Мы познакомились с Алешей Парщиковым 30 лет назад, 21 марта 1984 года. Лепкой лица он походил на «Великолепного» Бельмондо: те же резкие морщины на лбу, крупный барельеф носа (уже сама по себе выдающаяся скульптурная деталь) и широкие губы, объемно выступающие не только над подбородком, но и — берите ниже — над всей выпуклой грудью. Да еще глубоко посаженные, пытливые, лукавые глаза. В варианте Парщикова пропорции Бельмондо были небрежно смещены, но Бог Деталей свое дело знал, и в подробностях поэт и актер были в чем-то похожи (а как иначе: поэт — тире — лицедей — и — тире — наоборот).

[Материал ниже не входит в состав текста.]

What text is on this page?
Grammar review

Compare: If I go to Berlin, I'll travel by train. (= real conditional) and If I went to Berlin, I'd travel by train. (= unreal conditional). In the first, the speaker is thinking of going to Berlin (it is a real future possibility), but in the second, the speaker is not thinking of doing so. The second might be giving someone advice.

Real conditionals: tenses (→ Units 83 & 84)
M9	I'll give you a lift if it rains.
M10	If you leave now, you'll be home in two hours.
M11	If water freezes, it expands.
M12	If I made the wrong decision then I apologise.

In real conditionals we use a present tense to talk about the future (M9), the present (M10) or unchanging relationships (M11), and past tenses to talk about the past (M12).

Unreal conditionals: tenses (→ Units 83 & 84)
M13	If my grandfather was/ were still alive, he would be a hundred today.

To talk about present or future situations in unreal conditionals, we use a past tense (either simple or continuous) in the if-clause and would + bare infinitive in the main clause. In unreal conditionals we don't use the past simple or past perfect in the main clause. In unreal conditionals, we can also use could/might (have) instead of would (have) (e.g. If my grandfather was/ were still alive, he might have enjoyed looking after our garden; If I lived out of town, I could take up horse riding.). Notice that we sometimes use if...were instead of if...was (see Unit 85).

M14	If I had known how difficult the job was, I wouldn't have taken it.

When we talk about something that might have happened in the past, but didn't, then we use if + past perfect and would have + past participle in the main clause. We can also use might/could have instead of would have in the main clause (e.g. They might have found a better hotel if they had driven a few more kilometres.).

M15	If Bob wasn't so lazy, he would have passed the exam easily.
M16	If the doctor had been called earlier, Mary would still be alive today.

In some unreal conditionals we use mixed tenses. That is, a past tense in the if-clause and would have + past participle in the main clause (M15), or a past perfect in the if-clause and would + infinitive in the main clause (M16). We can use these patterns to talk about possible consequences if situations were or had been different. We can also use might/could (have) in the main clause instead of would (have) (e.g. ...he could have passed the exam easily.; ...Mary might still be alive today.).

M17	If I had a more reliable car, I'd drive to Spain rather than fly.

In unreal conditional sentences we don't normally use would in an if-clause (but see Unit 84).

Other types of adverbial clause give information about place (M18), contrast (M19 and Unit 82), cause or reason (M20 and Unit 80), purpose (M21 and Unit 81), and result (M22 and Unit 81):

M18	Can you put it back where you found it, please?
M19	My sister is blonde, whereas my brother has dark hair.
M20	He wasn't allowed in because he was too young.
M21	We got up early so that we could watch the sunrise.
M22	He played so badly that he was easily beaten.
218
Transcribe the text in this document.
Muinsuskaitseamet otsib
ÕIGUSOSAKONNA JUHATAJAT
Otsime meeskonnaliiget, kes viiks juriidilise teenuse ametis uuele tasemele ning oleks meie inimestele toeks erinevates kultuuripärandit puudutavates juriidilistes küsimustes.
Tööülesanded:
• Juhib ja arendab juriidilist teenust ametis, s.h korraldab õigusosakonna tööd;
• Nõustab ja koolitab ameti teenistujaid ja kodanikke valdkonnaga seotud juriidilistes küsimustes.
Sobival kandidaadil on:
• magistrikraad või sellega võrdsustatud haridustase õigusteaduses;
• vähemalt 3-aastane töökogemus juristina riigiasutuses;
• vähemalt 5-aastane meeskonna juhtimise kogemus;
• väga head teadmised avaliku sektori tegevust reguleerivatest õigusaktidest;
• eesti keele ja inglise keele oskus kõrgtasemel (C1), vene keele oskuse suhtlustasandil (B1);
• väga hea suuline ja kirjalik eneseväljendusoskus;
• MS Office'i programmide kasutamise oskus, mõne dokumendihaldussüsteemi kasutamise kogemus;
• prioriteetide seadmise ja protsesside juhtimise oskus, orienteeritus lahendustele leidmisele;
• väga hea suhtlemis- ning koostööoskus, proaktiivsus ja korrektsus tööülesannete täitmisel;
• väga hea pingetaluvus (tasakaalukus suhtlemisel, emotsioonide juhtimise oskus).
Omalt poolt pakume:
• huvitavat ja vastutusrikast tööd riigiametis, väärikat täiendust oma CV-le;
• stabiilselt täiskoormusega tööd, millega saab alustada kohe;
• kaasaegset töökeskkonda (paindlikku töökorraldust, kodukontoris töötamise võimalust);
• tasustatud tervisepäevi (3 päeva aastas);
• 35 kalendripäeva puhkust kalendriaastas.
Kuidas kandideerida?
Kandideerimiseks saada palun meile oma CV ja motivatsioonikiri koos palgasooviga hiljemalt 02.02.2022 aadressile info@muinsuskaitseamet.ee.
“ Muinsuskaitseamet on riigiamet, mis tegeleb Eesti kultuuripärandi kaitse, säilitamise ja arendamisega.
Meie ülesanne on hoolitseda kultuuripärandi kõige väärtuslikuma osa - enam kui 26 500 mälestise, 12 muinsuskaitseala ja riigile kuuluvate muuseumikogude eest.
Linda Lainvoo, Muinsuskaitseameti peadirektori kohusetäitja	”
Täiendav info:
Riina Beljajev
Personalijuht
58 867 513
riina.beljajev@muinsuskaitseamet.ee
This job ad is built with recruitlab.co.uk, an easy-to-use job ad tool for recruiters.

Да и обаяния обоим было не занимать.
В 1984 году Парщиков был автором «Новогодних строчек», недописанной поэмы «Я жил на поле Полтавской битвы» и тысяч строчек, соответствовавших его взглядам и настроениям в иные времена года. От «Истуканы в саду на приколе, / как мужчина плюс вермут пьяны...» до «А на ноже срастались параллели. / И в Судный день они зазеленели» (этих строк, заключающих стихотворение, посвященное В.Ч., почему-то нет в самом полном сборнике стихов «Выбранное», составленном самим Парщиковым).

Примерно в одно время мы с Лешей прочитали «Москва — Петушки» и старались следовать логичной идее почаще проверять олитературенную теорию на практике.

Любопытно, что вечер памяти Парщикова к сорока дням со дня его смерти прошел 12 мая в Центре современного искусства «Винзавод». Символично и по отношению к его юности, когда редкий день проходил без вина, и по отношению к тому времени, когда алкоголь стал его смертельным врагом. Во время нашей последней встречи, в Нью-Йорке, в манхэттенской «Русской рюмочной», кажется, в 2001 или 2002 году, я выпивал уже один.
В московскую бытность мы с Лешей периодически выпивали в подъезде одного из домов у метро «Белорусская», перед тем как посетить какой-нибудь поэтический вечер или вернисаж. Стратегически выгодное место: недалеко и до «Юности» с литературными чтениями у Кирилла Ковальджи, и до Малой Грузинской с вернисажами-выставками то «20», то «21». Я уже однажды описал эти посиделки в воспоминаниях о наших выступлениях с музыкантом Сергеем Летовым.
Нам нравилось эпатировать самих себя, будучи одновременно и публикой, и хором, и декорацией. Мы с удовольствием заводились по любому поводу, будь то дамы сердца, алкоголь, чтение друг другу стихов или вояжи «автопилотом» по Москве с каким-нибудь переводчиком-славистом.
Часто приезжал финн Юкка Маллинен, закончивший в 1970-х МГУ и переведший в дальнейшем на финский всех, кажется, значимых современных русских поэтов, от Бродского до Кутика. Лет пятнадцать спустя Юкка станет автором антологий современных русских прозы и поэзии на финском языке.
Примерно в одно время мы с Лешей прочитали «Москва — Петушки» и старались следовать логичной идее почаще проверять олитературенную теорию на практике. Мы почти не экспериментировали с ерофеевскими коктейлями, но при встрече брали Веничкины навыки и советы на вооружение. Юкка с энтузиазмом нас поддерживал. А какой финн не любит быстро напиться до первой звезды?!
Несколько лет спустя, в конце восьмидесятых, Веничкин шедевр был необычайно высоко оценен в пьющей не по-детски (в основном на ленинградском туристическом направлении) Финляндии. Сразу после выхода романа в финском варианте Ерофеев стал умом, честью и совестью массового финского читателя.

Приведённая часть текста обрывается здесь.